Estaba deseando en realidad irse a casa.
No disfrutó del baile, aunque bailaba con desenvoltura y no demasiado mal. Ni siquiera disfrutaba de tener a Leora entre sus brazos. No podía creer que la tuviese entre sus brazos. En uno de sus giros vio a Duer unirse a una colección deslumbrante de chicas guapas y mujeres de aspecto distinguido que rodeaban al gran doctor Silva, decano de la Facultad de Medicina. Angus daba una impresión apabullante de sentirse en casa, y salió a bailar con la más guapa de todas aquellas chicas, deslizándose y girando diestro y seguro en la pista. Martin intentó que le pareciese un imbécil odioso, pero recordó que el día anterior había sido elegido para la asociación honorífica de Sigma Xi.
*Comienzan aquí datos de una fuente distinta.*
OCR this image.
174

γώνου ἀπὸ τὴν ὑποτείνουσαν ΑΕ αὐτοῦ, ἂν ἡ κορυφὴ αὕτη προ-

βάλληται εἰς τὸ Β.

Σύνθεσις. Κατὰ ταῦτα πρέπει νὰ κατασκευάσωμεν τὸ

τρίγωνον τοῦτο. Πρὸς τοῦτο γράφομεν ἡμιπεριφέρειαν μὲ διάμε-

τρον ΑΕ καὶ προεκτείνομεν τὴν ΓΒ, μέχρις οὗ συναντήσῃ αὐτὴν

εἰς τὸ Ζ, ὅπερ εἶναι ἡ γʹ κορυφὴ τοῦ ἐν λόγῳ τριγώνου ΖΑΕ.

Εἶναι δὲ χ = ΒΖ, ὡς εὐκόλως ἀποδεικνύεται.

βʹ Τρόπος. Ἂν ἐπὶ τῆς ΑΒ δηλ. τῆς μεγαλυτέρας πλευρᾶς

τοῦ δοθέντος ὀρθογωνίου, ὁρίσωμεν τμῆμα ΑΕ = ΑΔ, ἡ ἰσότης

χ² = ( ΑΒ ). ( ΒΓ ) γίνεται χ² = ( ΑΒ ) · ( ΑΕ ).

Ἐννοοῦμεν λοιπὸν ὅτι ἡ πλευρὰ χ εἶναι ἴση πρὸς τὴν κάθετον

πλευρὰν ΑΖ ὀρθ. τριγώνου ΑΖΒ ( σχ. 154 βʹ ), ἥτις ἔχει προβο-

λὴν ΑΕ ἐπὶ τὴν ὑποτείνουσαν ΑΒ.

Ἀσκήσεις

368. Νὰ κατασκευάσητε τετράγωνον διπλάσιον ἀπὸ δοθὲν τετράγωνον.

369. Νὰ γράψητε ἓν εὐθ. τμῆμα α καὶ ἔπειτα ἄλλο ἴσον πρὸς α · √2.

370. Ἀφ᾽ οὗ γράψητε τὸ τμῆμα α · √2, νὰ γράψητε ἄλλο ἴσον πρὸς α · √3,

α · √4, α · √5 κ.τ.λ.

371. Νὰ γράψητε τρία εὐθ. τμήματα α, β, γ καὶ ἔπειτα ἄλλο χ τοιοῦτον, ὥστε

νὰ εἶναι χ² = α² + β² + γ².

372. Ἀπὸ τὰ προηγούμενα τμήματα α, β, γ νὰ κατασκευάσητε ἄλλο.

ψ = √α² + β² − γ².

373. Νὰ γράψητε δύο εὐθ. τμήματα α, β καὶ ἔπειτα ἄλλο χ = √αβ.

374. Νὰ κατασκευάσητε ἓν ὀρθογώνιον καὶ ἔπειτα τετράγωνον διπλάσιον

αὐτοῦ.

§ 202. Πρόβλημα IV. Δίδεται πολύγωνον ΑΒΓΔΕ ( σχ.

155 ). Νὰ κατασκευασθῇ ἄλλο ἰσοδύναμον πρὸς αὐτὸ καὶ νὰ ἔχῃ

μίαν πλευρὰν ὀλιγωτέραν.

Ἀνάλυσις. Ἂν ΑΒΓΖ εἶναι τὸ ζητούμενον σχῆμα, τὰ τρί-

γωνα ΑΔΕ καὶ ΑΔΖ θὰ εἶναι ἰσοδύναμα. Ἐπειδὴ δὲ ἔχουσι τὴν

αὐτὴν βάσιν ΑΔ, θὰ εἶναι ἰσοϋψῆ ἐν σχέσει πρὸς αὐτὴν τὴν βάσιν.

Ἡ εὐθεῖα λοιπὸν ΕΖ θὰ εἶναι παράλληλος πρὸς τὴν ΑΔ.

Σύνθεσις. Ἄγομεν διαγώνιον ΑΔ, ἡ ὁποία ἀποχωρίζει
Leora y él volvieron al punto exacto debajo de la galería donde habían estado parados antes, su madriguera, su único refugio seguro. Él, mientras intentaba mostrarse despreocupado y a la altura de su nueva indumentaria, estaba maldiciendo a los hombres que veía pasar riéndose con chicas, ignorando a su Leora.
—Aún no hay mucha gente aquí —alegó—. Pronto llegarán todos y entonces ya verás cómo habrá muchos que te saquen a bailar.
—Oh, a mí no me importa.
(«Dios mío, ¿es que no va a venir nadie a pedirle un baile a esta pobre chica?»).
Se sentía furioso por su propia falta de popularidad entre los bailarines de la Facultad de Medicina. Estaba deseando que apareciese por fin Cliff Clawson… a Cliff le gustaban todo tipo de festejos, pero no podía permitirse ropa de etiqueta. Luego, alegrándose de ello como ante la visión de la amada, vio a Irving Watters, aquel parangón de la normalidad profesional, que se dirigía hacia ellos, pero Watters pasó a su lado sin detenerse, limitándose a saludar con un cabeceo. Por tres veces albergó Martin la esperanza y se vio decepcionado, y había perdido ya todo su orgullo. Si Leora pudiese ser feliz…
«No me importaría absolutamente nada que se liase con el mayor fantasma de la universidad y me dejase solo toda la noche. ¡Cualquier cosa con tal de que lo pase bien! Si pudiese atraer hasta aquí a Duer… No, eso es algo que no podría soportar: arrastrarme delante de ese pretencioso de mierda… ¡Lo haré!».
Apareció ante ellos de pronto Gordito Pfaff, recién llegado. Martin se lanzó sobre él amorosamente.
—¡Hombre, Gordito! ¿No tienes pareja esta noche? Te presento a mi amiga la señorita Tozer.
Los ojos bulbosos de Gordito indicaron que aprobaba las mejillas y el cabello ámbar de Leora.
—Encantado de conocerte —dijo—. Ha empezado ya el baile… ¿me concedes el honor?
Lo dijo de una forma tan halagadora que Martin podría haberle besado.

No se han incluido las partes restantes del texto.